Black Maryland lawmakers highlighted a package of measures on Thursday that they are prioritizing to improve health, access to housing, minority business opportunities, education and criminal justice reforms.
Del. Jheanelle Wilkins, chair of the Legislative Black Caucus of Maryland, noted that the caucus includes 66 of the Maryland General Assembly’s 188 legislators, the largest caucus of its kind in the nation.
“Our agenda seeks to address health disparities and maternal health and cancer that plague our communities and lead to high mortality rates,” Wilkins, a Montgomery County Democrat, said at a news conference. “We will seek to increase access to housing and create a more stable environment for renters and Marylanders.”
Here’s a look at some of the measures that are being prioritized by the caucus:
The caucus is supporting a measure to improve the health of pregnant women by streamlining medical forms after they are discharged from hospitals and connecting patients with community-based services.
Black lawmakers also are adding their support to a bill to expand the authority of the Maryland Prescription Drug Affordability Board to set upper payment limits on prescription drugs statewide. The caucus also wants to do more to raise public awareness about the availability of cancer screening.
The caucus is backing a bill to give local governments the authority to require just cause to deny the renewal of leases and establish clear criteria for evictions to protect tenants. Another bill would restrict housing providers from discriminating against potential tenants who have criminal records by barring landlords from reviewing criminal history three years after release.
CRIMINAL JUSTICE REFORM
The caucus is seeking to expand criminal record expungement laws. One measure would enable courts to decide whether a person’s record could be expunged, even if a crime falls outside of current statutory allowances. Supporters say that while the state has made progress on expungement rights, there are still a number of misdemeanors — like driving without a license or without insurance — that can’t be expunged.
The caucus also supports a bill to create an ombudsman’s office for the correctional system that would provide a voice for the incarcerated and their families about conditions in correctional facilities.
A measure with caucus support would ensure that Maryland is not approving duplicate programs that are already being provided by the state’s four historically Black colleges and universities.
The caucus also expressed opposition to a proposal in Gov.

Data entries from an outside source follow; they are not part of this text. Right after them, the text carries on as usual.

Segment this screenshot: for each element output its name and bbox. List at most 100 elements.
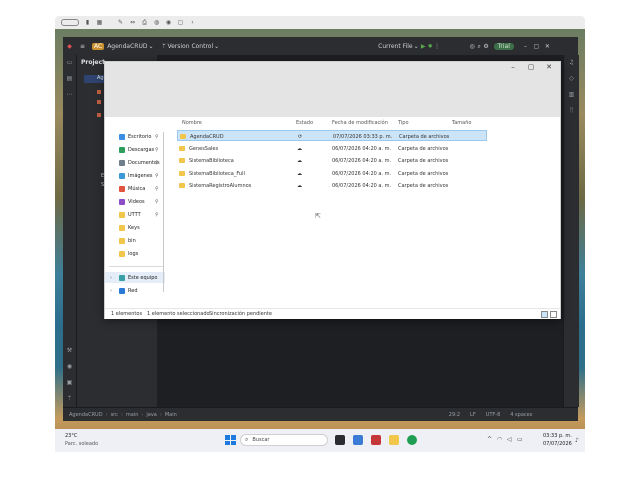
breadcrumb-item[interactable]: Main	[165, 412, 177, 418]
nav-item[interactable]: Imágenes ⚲	[105, 170, 165, 181]
search-label: Buscar	[252, 437, 270, 443]
project-selector[interactable]: AgendaCRUD	[107, 43, 147, 50]
tree-item-project[interactable]: Ag	[97, 75, 104, 81]
terminal-icon[interactable]: ▣	[66, 379, 73, 386]
breadcrumb-item[interactable]: java	[146, 412, 156, 418]
nav-item[interactable]: Videos ⚲	[105, 196, 165, 207]
search-icon[interactable]: ⌕	[476, 43, 483, 50]
window-icon[interactable]: ▢	[177, 19, 184, 26]
clock-date[interactable]: 07/07/2026	[543, 441, 572, 447]
maximize-icon[interactable]: ▢	[522, 63, 540, 71]
trial-badge[interactable]: Trial	[493, 42, 514, 50]
pin-icon: ⚲	[155, 159, 159, 166]
nav-item[interactable]: logs	[105, 248, 165, 259]
clock-time[interactable]: 03:33 p. m.	[543, 433, 572, 439]
nav-item[interactable]: Documentos ⚲	[105, 157, 165, 168]
file-row[interactable]: SistemaRegistroAlumnos ☁ 06/07/2026 04:20 …	[177, 180, 487, 191]
details-view-icon[interactable]	[541, 311, 548, 318]
weather-temperature[interactable]: 23°C	[65, 433, 77, 439]
more-icon[interactable]: ⋯	[66, 91, 73, 98]
minimize-icon[interactable]: –	[504, 63, 522, 71]
code-icon[interactable]: ⇔	[129, 19, 136, 26]
nav-item[interactable]: Descargas ⚲	[105, 144, 165, 155]
nav-item[interactable]: Escritorio ⚲	[105, 131, 165, 142]
column-date[interactable]: Fecha de modificación	[332, 120, 388, 126]
app-icon-photos[interactable]	[353, 435, 363, 445]
structure-icon[interactable]: ▤	[66, 75, 73, 82]
app-icon-intellij[interactable]	[371, 435, 381, 445]
sidebar-scrollbar[interactable]	[163, 132, 164, 292]
close-icon[interactable]: ✕	[544, 43, 551, 50]
file-row[interactable]: AgendaCRUD ⟳ 07/07/2026 03:33 p. m. Carpeta…	[177, 130, 487, 141]
battery-icon[interactable]: ▭	[517, 436, 523, 443]
chevron-right-icon: ›	[110, 274, 112, 281]
breadcrumb-item[interactable]: main	[126, 412, 139, 418]
column-headers: Nombre Estado Fecha de modificación Tipo…	[180, 117, 560, 129]
taskbar: 23°C Parc. soleado ⌕ Buscar ^ ◠ ◁ ▭ 03:3…	[55, 429, 585, 452]
chevron-down-icon: ⌄	[214, 42, 220, 50]
folder-icon[interactable]: ▭	[66, 59, 73, 66]
cursor-position[interactable]: 29:2	[449, 412, 460, 418]
notifications-icon[interactable]: ♫	[568, 59, 575, 66]
computer-icon	[119, 274, 125, 281]
selection-count: 1 elemento seleccionado	[147, 311, 210, 317]
shield-icon[interactable]: ◍	[153, 19, 160, 26]
bookmark-icon[interactable]: ▮	[84, 19, 91, 26]
nav-item[interactable]: bin	[105, 235, 165, 246]
tiles-view-icon[interactable]	[550, 311, 557, 318]
database-icon[interactable]: ▥	[568, 91, 575, 98]
app-icon-file-explorer[interactable]	[389, 435, 399, 445]
breadcrumb-item[interactable]: src	[111, 412, 118, 418]
notification-bell-icon[interactable]: ♪	[575, 437, 579, 444]
column-type[interactable]: Tipo	[398, 120, 409, 126]
chevron-up-icon[interactable]: ^	[487, 436, 492, 443]
nav-item-this-pc[interactable]: › Este equipo	[105, 272, 165, 283]
main-menu-icon[interactable]: ≡	[79, 43, 86, 50]
column-name[interactable]: Nombre	[182, 120, 202, 126]
breadcrumb-item[interactable]: AgendaCRUD	[69, 412, 103, 418]
tool-icon[interactable]: ✎	[117, 19, 124, 26]
volume-icon[interactable]: ◁	[507, 436, 512, 443]
maven-icon[interactable]: ᛖ	[568, 107, 575, 114]
debug-icon[interactable]: ✹	[427, 43, 434, 50]
file-row[interactable]: SistemaBiblioteca ☁ 06/07/2026 04:20 a. m.…	[177, 155, 487, 166]
file-encoding[interactable]: UTF-8	[486, 412, 501, 418]
taskview-icon[interactable]	[335, 435, 345, 445]
build-icon[interactable]: ⚒	[66, 347, 73, 354]
chevron-left-icon[interactable]: ‹	[189, 19, 196, 26]
file-row[interactable]: SistemaBiblioteca_Full ☁ 06/07/2026 04:20 …	[177, 168, 487, 179]
services-icon[interactable]: ◉	[66, 363, 73, 370]
ai-assistant-icon[interactable]: ◎	[469, 43, 476, 50]
start-button[interactable]	[225, 435, 236, 445]
grid-icon[interactable]: ▦	[96, 19, 103, 26]
nav-item[interactable]: Música ⚲	[105, 183, 165, 194]
folder-icon	[180, 134, 186, 139]
line-separator[interactable]: LF	[470, 412, 476, 418]
pin-icon: ⚲	[155, 133, 159, 140]
vcs-menu[interactable]: Version Control	[167, 43, 213, 50]
gear-icon[interactable]: ⚙	[483, 43, 490, 50]
nav-item[interactable]: Keys	[105, 222, 165, 233]
app-icon-chrome[interactable]	[407, 435, 417, 445]
print-icon[interactable]: ⎙	[141, 19, 148, 26]
close-icon[interactable]: ✕	[540, 63, 558, 71]
column-status[interactable]: Estado	[296, 120, 313, 126]
lock-icon[interactable]: ◉	[165, 19, 172, 26]
maximize-icon[interactable]: ▢	[533, 43, 540, 50]
git-icon[interactable]: ᛘ	[66, 395, 73, 402]
run-icon[interactable]: ▶	[420, 43, 427, 50]
minimize-icon[interactable]: –	[522, 43, 529, 50]
file-row[interactable]: GenesSales ☁ 06/07/2026 04:20 a. m. Carpeta…	[177, 143, 487, 154]
taskbar-search[interactable]: ⌕ Buscar	[240, 434, 328, 446]
sidebar-toggle-icon[interactable]	[61, 19, 79, 26]
windows-logo-icon	[225, 435, 230, 440]
run-config-selector[interactable]: Current File	[378, 43, 412, 50]
indent-setting[interactable]: 4 spaces	[510, 412, 532, 418]
more-icon[interactable]: ⋮	[434, 43, 441, 50]
wifi-icon[interactable]: ◠	[497, 436, 502, 443]
column-size[interactable]: Tamaño	[452, 120, 471, 126]
ai-icon[interactable]: ◇	[568, 75, 575, 82]
nav-item[interactable]: UTTT ⚲	[105, 209, 165, 220]
weather-condition[interactable]: Parc. soleado	[65, 441, 98, 447]
nav-item-network[interactable]: › Red	[105, 285, 165, 296]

Wes Moore’s budget proposal that would create a copayment of up to 7% of families’ income to participate in a child care scholarship program. Del. Stephanie Smith, a Baltimore Democrat, said the potential copays “could actually make the value of the scholarship program less potent.” The governor’s office said Moore is proud to have put forward the largest investment ever in the program, and that the governor looks forward to continuing conversations with lawmakers, local leaders and advocates.
The caucus highlighted a bill to increase transparency in the awarding of state contracts. One measure would create an interactive public dashboard for the state’s Board of Public Works, which approves most state contracts. Another measure would increase prime contracting opportunities for minority businesses.